Sets up endpoints that handle the complete session lifecycle including creation, deletion, status monitoring, and operational controls. These routes provide the foundation for multi-client session management.

Endpoints Configured:

GET /installed_models - Get list of installed models on the server
POST /sessions - Create new session with optional configuration
POST /sessions/{session_id} - Create session with specific ID
DELETE /sessions/{session_id} - Remove session and cleanup resources
GET /sessions - List all active sessions with statistics
GET /sessions/{session_id}/status - Get detailed session status
POST /sessions/{session_id}/clear - Clear session transcription history
POST /sessions/{session_id}/restart - Restart session inference

Features:

Model configuration per session
Session existence validation
Graceful resource cleanup
Comprehensive status reporting
Operational controls for session management

_setup_transcription_routes()[source]

Configure HTTP routes for transcription data access and queue management.

Sets up endpoints that provide access to transcription results, real-time status monitoring, and audio queue management. These routes enable clients to retrieve transcription data and monitor processing progress.

Transcription Data Endpoints:

GET /sessions/{session_id}/transcriptions - Get all completed transcriptions
GET /sessions/{session_id}/transcription/current - Get current active transcription
GET /sessions/{session_id}/transcription/final - Get complete final transcription

Queue Management Endpoints:

GET /sessions/{session_id}/queue/size - Get current audio queue size
GET /sessions/{session_id}/queue/processed - Get processed chunk count
POST /sessions/{session_id}/queue/clear - Clear pending audio chunks

Features:

Real-time transcription access
Processing progress monitoring
Queue management and clearing
Session-scoped data isolation

_setup_ws_route()[source]

Configure WebSocket route for real-time audio streaming and transcription.

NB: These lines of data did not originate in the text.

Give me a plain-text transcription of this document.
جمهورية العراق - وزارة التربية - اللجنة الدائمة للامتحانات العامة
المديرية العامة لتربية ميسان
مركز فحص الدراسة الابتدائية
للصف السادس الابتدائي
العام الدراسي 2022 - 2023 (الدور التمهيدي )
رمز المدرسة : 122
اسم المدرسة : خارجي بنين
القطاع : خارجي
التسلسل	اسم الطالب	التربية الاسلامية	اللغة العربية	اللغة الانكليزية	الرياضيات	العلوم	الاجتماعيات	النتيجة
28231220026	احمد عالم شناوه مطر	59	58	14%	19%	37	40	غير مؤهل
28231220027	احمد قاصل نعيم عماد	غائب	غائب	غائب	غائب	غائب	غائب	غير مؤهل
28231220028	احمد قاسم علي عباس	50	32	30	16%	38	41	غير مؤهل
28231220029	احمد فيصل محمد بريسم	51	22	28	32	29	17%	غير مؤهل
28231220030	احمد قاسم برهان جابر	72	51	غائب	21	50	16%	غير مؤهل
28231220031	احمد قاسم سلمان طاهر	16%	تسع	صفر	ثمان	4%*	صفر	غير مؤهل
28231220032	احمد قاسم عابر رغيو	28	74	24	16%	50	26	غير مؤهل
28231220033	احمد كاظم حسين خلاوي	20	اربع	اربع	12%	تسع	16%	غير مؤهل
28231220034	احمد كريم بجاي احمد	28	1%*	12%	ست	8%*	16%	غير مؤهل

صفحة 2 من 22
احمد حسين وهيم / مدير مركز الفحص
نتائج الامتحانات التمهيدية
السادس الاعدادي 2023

Sets up the primary WebSocket endpoint that handles real-time audio streaming from clients. This endpoint manages the complete audio-to-transcription pipeline including session management, audio processing, and connection lifecycle.

WebSocket Protocol:

Endpoint: /ws/transcribe/{session_id}
Binary Protocol: First byte indicates finality flag, remaining bytes contain WAV audio data
Session Management: Automatically creates or retrieves existing sessions
Real-time Processing: Streams audio directly to transcription pipeline

Connection Lifecycle:

Connection: Accept WebSocket connection for specified session
Session Setup: Get or create session with default configuration
Inference Start: Begin transcription processing for the session
Audio Streaming: Continuously receive and process audio chunks
Cleanup: Handle disconnections and errors gracefully

Audio Processing:

Receives binary audio data in WAV format
Extracts finality flag from protocol header
Converts audio to tensor format for processing
Publishes audio events to session event bus
Maintains real-time processing capabilities

Error Handling:

Graceful WebSocket disconnection handling
Exception logging without service interruption
Automatic session cleanup on connection loss

Note

This WebSocket endpoint is the primary interface for real-time transcription and supports the binary protocol expected by clients.

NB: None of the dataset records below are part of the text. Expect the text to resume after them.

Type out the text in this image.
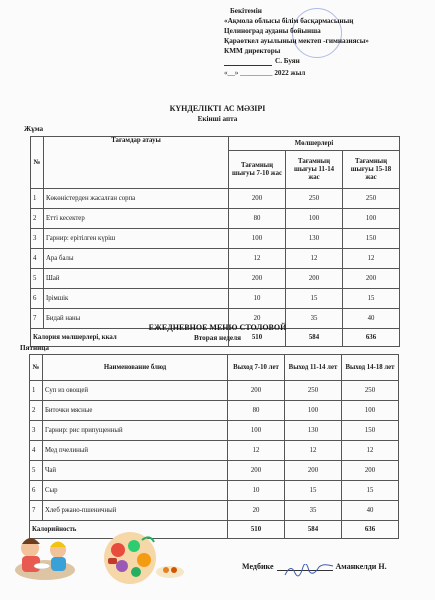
Бекітемін
«Ақмола облысы білім басқармасының
Целиноград ауданы бойынша
Қараөткел ауылының мектеп -гимназиясы»
КММ директоры
С. Буян
«__» _________ 2022 жыл
КҮНДЕЛІКТІ АС МӘЗІРІ
Екінші апта
Жұма
№	Тағамдар атауы	Мөлшерлері		
		Тағамның шығуы 7-10 жас	Тағамның шығуы 11-14 жас	Тағамның шығуы 15-18 жас
1	Көкөністерден жасалған сорпа	200	250	250
2	Етті кесектер	80	100	100
3	Гарнир: ерітілген күріш	100	130	150
4	Ара балы	12	12	12
5	Шай	200	200	200
6	Ірімшік	10	15	15
7	Бидай наны	20	35	40
Калория мөлшерлері, ккал		510	584	636
ЕЖЕДНЕВНОЕ МЕНЮ СТОЛОВОЙ
Вторая неделя
Пятница
№	Наименование блюд	Выход 7-10 лет	Выход 11-14 лет	Выход 14-18 лет
1	Суп из овощей	200	250	250
2	Биточки мясные	80	100	100
3	Гарнир: рис припущенный	100	130	150
4	Мед пчелиный	12	12	12
5	Чай	200	200	200
6	Сыр	10	15	15
7	Хлеб ржано-пшеничный	20	35	40
Калорийность		510	584	636
Медбике	Аманкелди Н.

async cleanup_inactive_sessions()[source]

Remove sessions with failed or completed inference tasks.

Performs maintenance by identifying and removing sessions whose inference tasks have finished or failed. This prevents accumulation of dead sessions and ensures system resources are properly reclaimed.

Behavior:

Scans all active sessions for completed inference tasks
Identifies sessions with failed tasks (exceptions)
Marks failed/completed sessions for removal
Removes inactive sessions and performs cleanup
Logs cleanup activities for monitoring

Use Cases:

Periodic maintenance to clean up dead sessions
Error recovery after inference failures
Resource management in long-running deployments

Note

This method should be called periodically or after detecting inference failures to maintain system health.

get_or_create_session(session_id: str | None = None, model_config: ModelConfig | None = None) → ClientSession[source]

Retrieve an existing session or create a new one with specified configuration.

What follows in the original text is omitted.